We can easily calculate the intersection between a line and a plane if we have both equations, and luckily again we do!
Our line equation in parametric form is r = p + t*v.
- p is any point at the line t is an scalar
- v is the line vector
- our p is the point a
- our v can be calculated from the Camera position to a as Cp-a
Using this parametric equation against the plane equation, we find the parameter t and so we do find the intersection point using
Code
public Point GetIntersection(Point p, Point Origin)
{
Vector v = new Vector(p, Origin);
double E = (v.x * A + v.y * B + v.z * C);
if (Math.Abs(E)<1.0E-5)
{
return null;
}
v = Algebra.Normalize(v.x, v.y, v.z);
double t = -(A * p.x + B * p.y + C * p.z + D) / (E);
return new Point(p.x + t * v.x, p.y + t * v.y, p.z + t * v.z);
}
Our last objective is to map this intersection point into our screen.

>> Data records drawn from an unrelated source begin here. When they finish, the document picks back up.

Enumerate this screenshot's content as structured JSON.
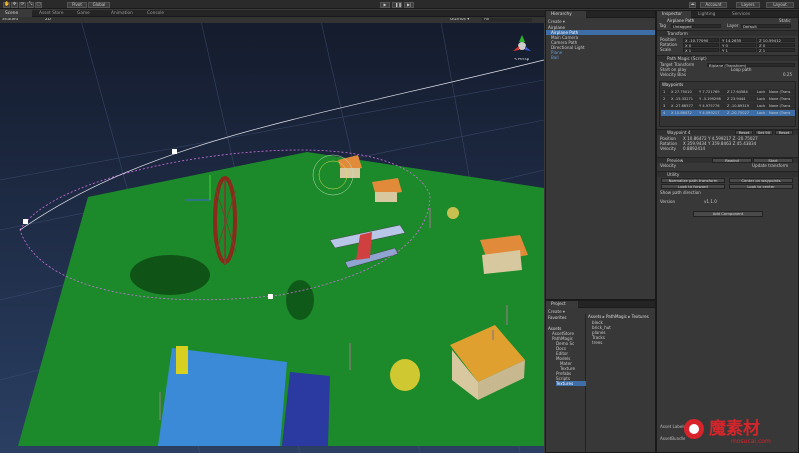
{
  "toolbar": {
    "play": "▶",
    "pause": "❚❚",
    "step": "▶|",
    "pivot": "Pivot",
    "global": "Global",
    "account": "Account",
    "layers": "Layers",
    "layout": "Layout"
  },
  "scene_tabs": {
    "scene": "Scene",
    "asset_store": "Asset Store",
    "game": "Game",
    "animation": "Animation",
    "console": "Console"
  },
  "scene_bar": {
    "shaded": "Shaded",
    "twod": "2D",
    "gizmos": "Gizmos ▾",
    "search": "All",
    "persp": "<Persp"
  },
  "hierarchy": {
    "title": "Hierarchy",
    "create": "Create ▾",
    "scene": "Airplane",
    "items": [
      "Airplane Path",
      "Main Camera",
      "Camera Path",
      "Directional Light",
      "Plane",
      "Ball"
    ]
  },
  "inspector": {
    "tabs": [
      "Inspector",
      "Lighting",
      "Services"
    ],
    "object_name": "Airplane Path",
    "static": "Static",
    "tag_label": "Tag",
    "tag_value": "Untagged",
    "layer_label": "Layer",
    "layer_value": "Default",
    "transform": {
      "title": "Transform",
      "position": [
        "X  -10.77090",
        "Y  14.2635",
        "Z  10.59412"
      ],
      "rotation": [
        "X  0",
        "Y  0",
        "Z  0"
      ],
      "scale": [
        "X  1",
        "Y  1",
        "Z  1"
      ],
      "labels": [
        "Position",
        "Rotation",
        "Scale"
      ]
    },
    "pathmagic": {
      "title": "Path Magic (Script)",
      "target_label": "Target Transform",
      "target_value": "Biplane (Transform)",
      "start_label": "Start on play",
      "loop_label": "Loop path",
      "velocity_label": "Velocity Bias",
      "velocity_value": "0.25"
    },
    "waypoints": {
      "title": "Waypoints",
      "rows": [
        [
          "1",
          "X  27.75010",
          "Y  7.721769",
          "Z  17.64584",
          "Lock",
          "None (Trans"
        ],
        [
          "2",
          "X  -15.33271",
          "Y  -3.199298",
          "Z  23.9444",
          "Lock",
          "None (Trans"
        ],
        [
          "3",
          "X  -27.86577",
          "Y  4.975776",
          "Z  -10.89319",
          "Lock",
          "None (Trans"
        ],
        [
          "4",
          "X  10.86472",
          "Y  4.599217",
          "Z  -20.75027",
          "Lock",
          "None (Trans"
        ]
      ]
    },
    "wp4": {
      "title": "Waypoint 4",
      "btns": [
        "Reset",
        "Set 90",
        "Reset"
      ],
      "position": "X  10.86472   Y  4.599217   Z  -20.75027",
      "rotation": "X  359.9434   Y  359.8463   Z  45.43834",
      "velocity": "0.8892414",
      "labels": [
        "Position",
        "Rotation",
        "Velocity"
      ]
    },
    "preview": {
      "title": "Preview",
      "velocity": "Velocity",
      "rewind": "Rewind",
      "start": "Start",
      "update": "Update transform"
    },
    "utility": {
      "title": "Utility",
      "btns": [
        "Normalize path transform",
        "Center on waypoints",
        "Look to forward",
        "Look to center"
      ],
      "show_dir": "Show path direction",
      "version_label": "Version",
      "version_value": "v1.1.0"
    },
    "add_component": "Add Component",
    "asset_labels": "Asset Labels",
    "asset_bundle": "AssetBundle"
  },
  "project": {
    "title": "Project",
    "create": "Create ▾",
    "favorites": "Favorites",
    "assets": "Assets",
    "tree": [
      "AssetStore",
      "PathMagic",
      "Demo Sc",
      "Docs",
      "Editor",
      "Models",
      "Mater",
      "Texture",
      "Prefabs",
      "Scripts",
      "Textures"
    ],
    "breadcrumb": "Assets ▸ PathMagic ▸ Textures",
    "files": [
      "block",
      "brick_hut",
      "planes",
      "Tracks",
      "trees"
    ]
  },
  "watermark": {
    "text": "魔素材",
    "url": "mosucai.com"
  },
  "colors": {
    "accent": "#3d6ea8",
    "grass": "#1c8a2a",
    "sky": "#1a2b47"
  }
}
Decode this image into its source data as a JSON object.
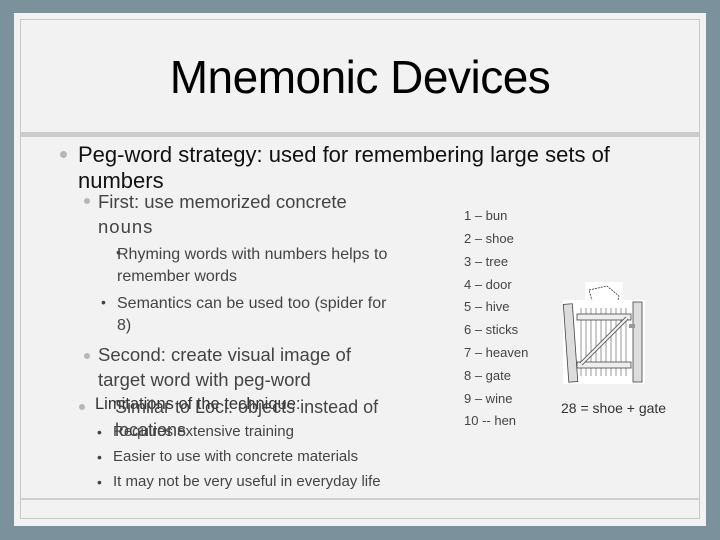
{
  "slide": {
    "title": "Mnemonic Devices",
    "bullets": {
      "main": [
        "Peg-word strategy: used for remembering large sets of",
        "numbers"
      ],
      "first": [
        "First: use memorized concrete",
        "nouns"
      ],
      "rhyming": [
        "Rhyming words with numbers helps to",
        "remember words"
      ],
      "semantics": [
        "Semantics can be used too (spider for",
        "8)"
      ],
      "second": [
        "Second: create visual image of",
        "target word with peg-word"
      ],
      "similar": [
        "Similar to Loci: objects instead of",
        "locations"
      ],
      "limitations": "Limitations of the technique:",
      "limit_items": [
        "Requires extensive training",
        "Easier to use with concrete materials",
        "It may not be very useful in everyday life"
      ]
    },
    "peg_list": [
      "1 – bun",
      "2 – shoe",
      "3 – tree",
      "4 – door",
      "5 – hive",
      "6 – sticks",
      "7 – heaven",
      "8 – gate",
      "9 – wine",
      "10 -- hen"
    ],
    "image_caption": "28 = shoe + gate",
    "image_alt": "shoe-and-gate-illustration"
  }
}
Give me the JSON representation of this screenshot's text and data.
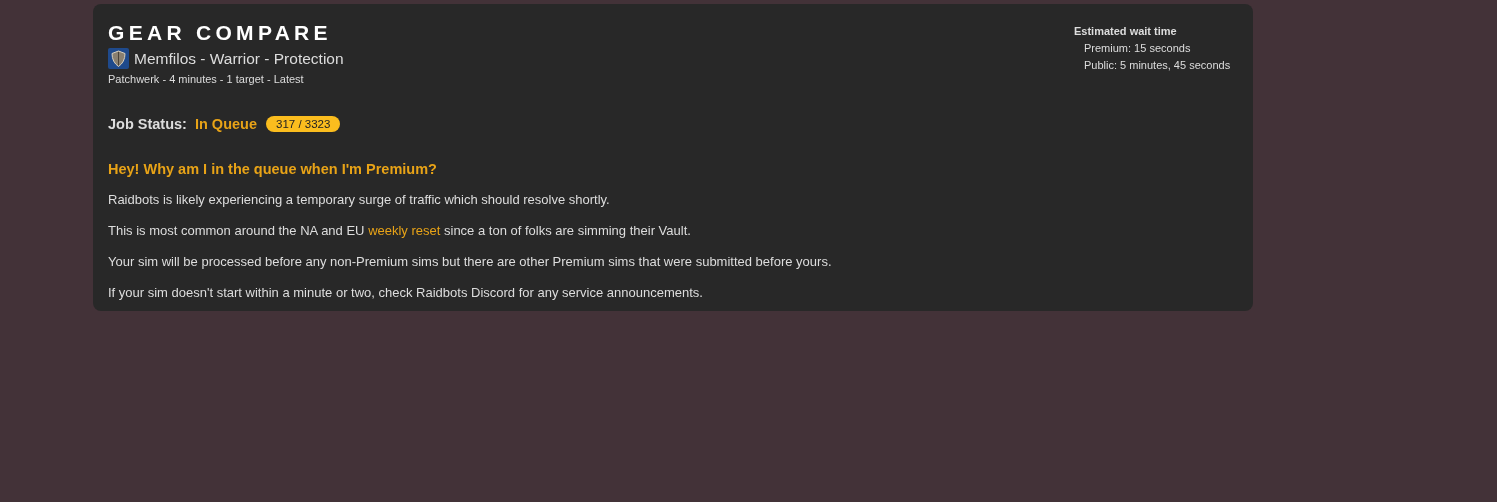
{
  "header": {
    "title": "GEAR COMPARE",
    "character": "Memfilos - Warrior - Protection",
    "details": "Patchwerk - 4 minutes - 1 target - Latest"
  },
  "wait_time": {
    "heading": "Estimated wait time",
    "lines": [
      "Premium: 15 seconds",
      "Public: 5 minutes, 45 seconds"
    ]
  },
  "job_status": {
    "label": "Job Status:",
    "status": "In Queue",
    "position": "317 / 3323"
  },
  "notice": {
    "heading": "Hey! Why am I in the queue when I'm Premium?",
    "paragraphs": [
      {
        "parts": [
          {
            "kind": "text",
            "text": "Raidbots is likely experiencing a temporary surge of traffic which should resolve shortly."
          }
        ]
      },
      {
        "parts": [
          {
            "kind": "text",
            "text": "This is most common around the NA and EU "
          },
          {
            "kind": "link",
            "text": "weekly reset"
          },
          {
            "kind": "text",
            "text": " since a ton of folks are simming their Vault."
          }
        ]
      },
      {
        "parts": [
          {
            "kind": "text",
            "text": "Your sim will be processed before any non-Premium sims but there are other Premium sims that were submitted before yours."
          }
        ]
      },
      {
        "parts": [
          {
            "kind": "text",
            "text": "If your sim doesn't start within a minute or two, check Raidbots Discord for any service announcements."
          }
        ]
      }
    ]
  }
}
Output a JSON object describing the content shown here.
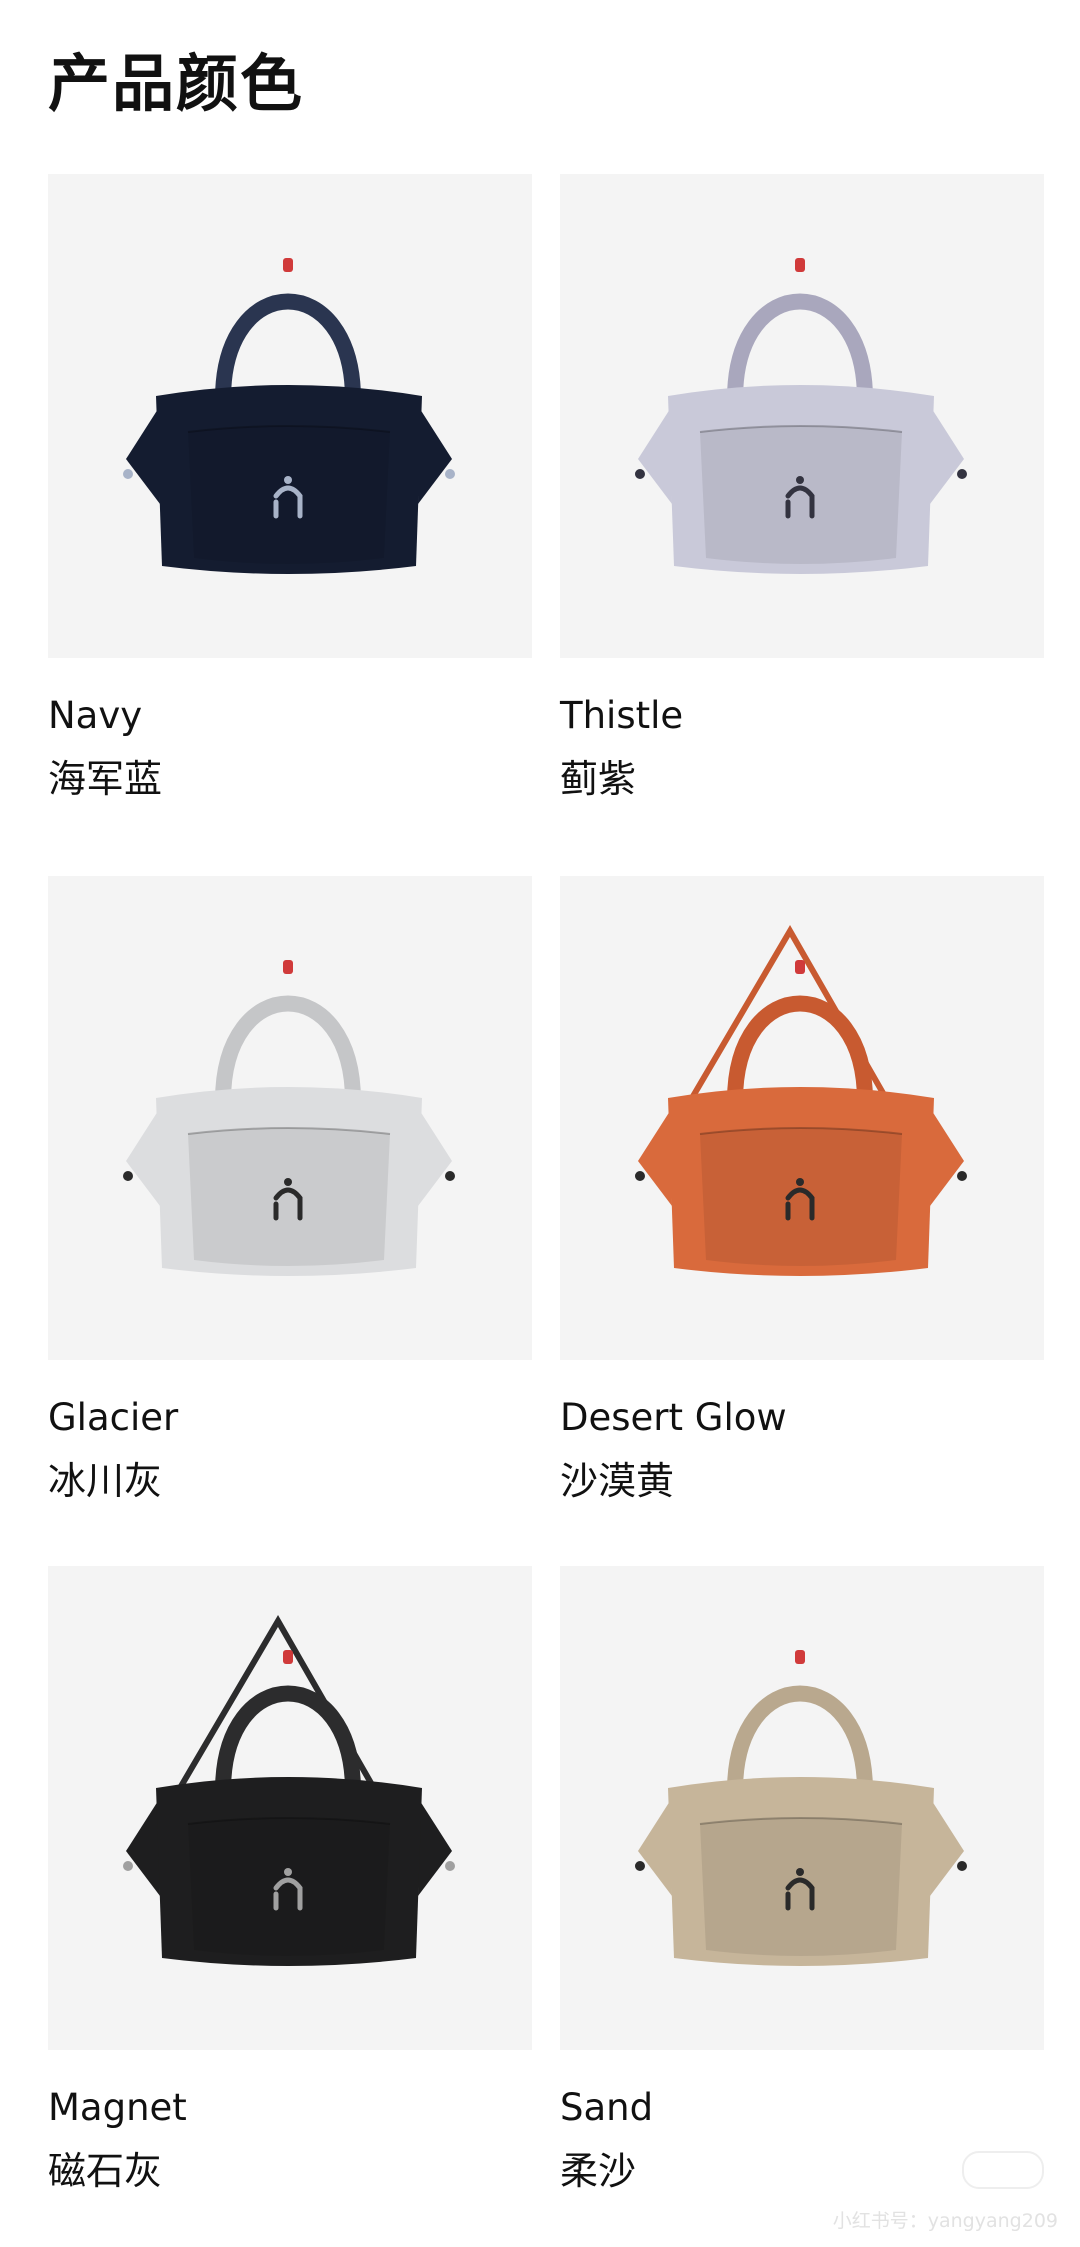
{
  "page": {
    "title": "产品颜色"
  },
  "colors": [
    {
      "name_en": "Navy",
      "name_cn": "海军蓝",
      "icon": "tote-bag-icon",
      "bag_color": "#141c30",
      "handle_color": "#2a3550",
      "accent_color": "#a8b3c8",
      "strap": false
    },
    {
      "name_en": "Thistle",
      "name_cn": "蓟紫",
      "icon": "tote-bag-icon",
      "bag_color": "#c9c9d9",
      "handle_color": "#a9a7bd",
      "accent_color": "#333340",
      "strap": false
    },
    {
      "name_en": "Glacier",
      "name_cn": "冰川灰",
      "icon": "tote-bag-icon",
      "bag_color": "#dcdddf",
      "handle_color": "#c5c6c8",
      "accent_color": "#2a2a2a",
      "strap": false
    },
    {
      "name_en": "Desert Glow",
      "name_cn": "沙漠黄",
      "icon": "tote-bag-icon",
      "bag_color": "#d96a3c",
      "handle_color": "#c85a30",
      "accent_color": "#2a2a2a",
      "strap": true
    },
    {
      "name_en": "Magnet",
      "name_cn": "磁石灰",
      "icon": "tote-bag-icon",
      "bag_color": "#1e1e1f",
      "handle_color": "#2c2c2d",
      "accent_color": "#a0a0a0",
      "strap": true
    },
    {
      "name_en": "Sand",
      "name_cn": "柔沙",
      "icon": "tote-bag-icon",
      "bag_color": "#c6b59a",
      "handle_color": "#b9a88e",
      "accent_color": "#2a2a2a",
      "strap": false
    }
  ],
  "watermark": {
    "text": "小红书号：yangyang209"
  }
}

For this, we need to fit the point into our reference coordinate system using the calculated phi and theta...
Code
public Point LocalToCartesian(Point point)
{
point.x -= m_oOrigin.x;
point.y -= m_oOrigin.y;
point.z -= m_oOrigin.z;
rtPoint.RotZ(-m_dTheta, ref point.x, ref point.y);
rtPoint.RotY(m_dPhi, ref point.x, ref point.z);
return new Point(point.x, point.y, point.z);
}
Using the Code
All required code is in a project in the zip file at the top of the article, just download and compile.
Points of Interest
It is very challenging to keep improving the algorithms on my own and using only math instead of using libraries. Many people ask me why to create something which is already in many libraries. The response is that I like the challenge, the discovery, and it is very satisfactory to see the results by my own hands and effort.
History
Creating a camera class is a next step in the raytracing articles series, it will bring us to the next level and allow to start creating animations.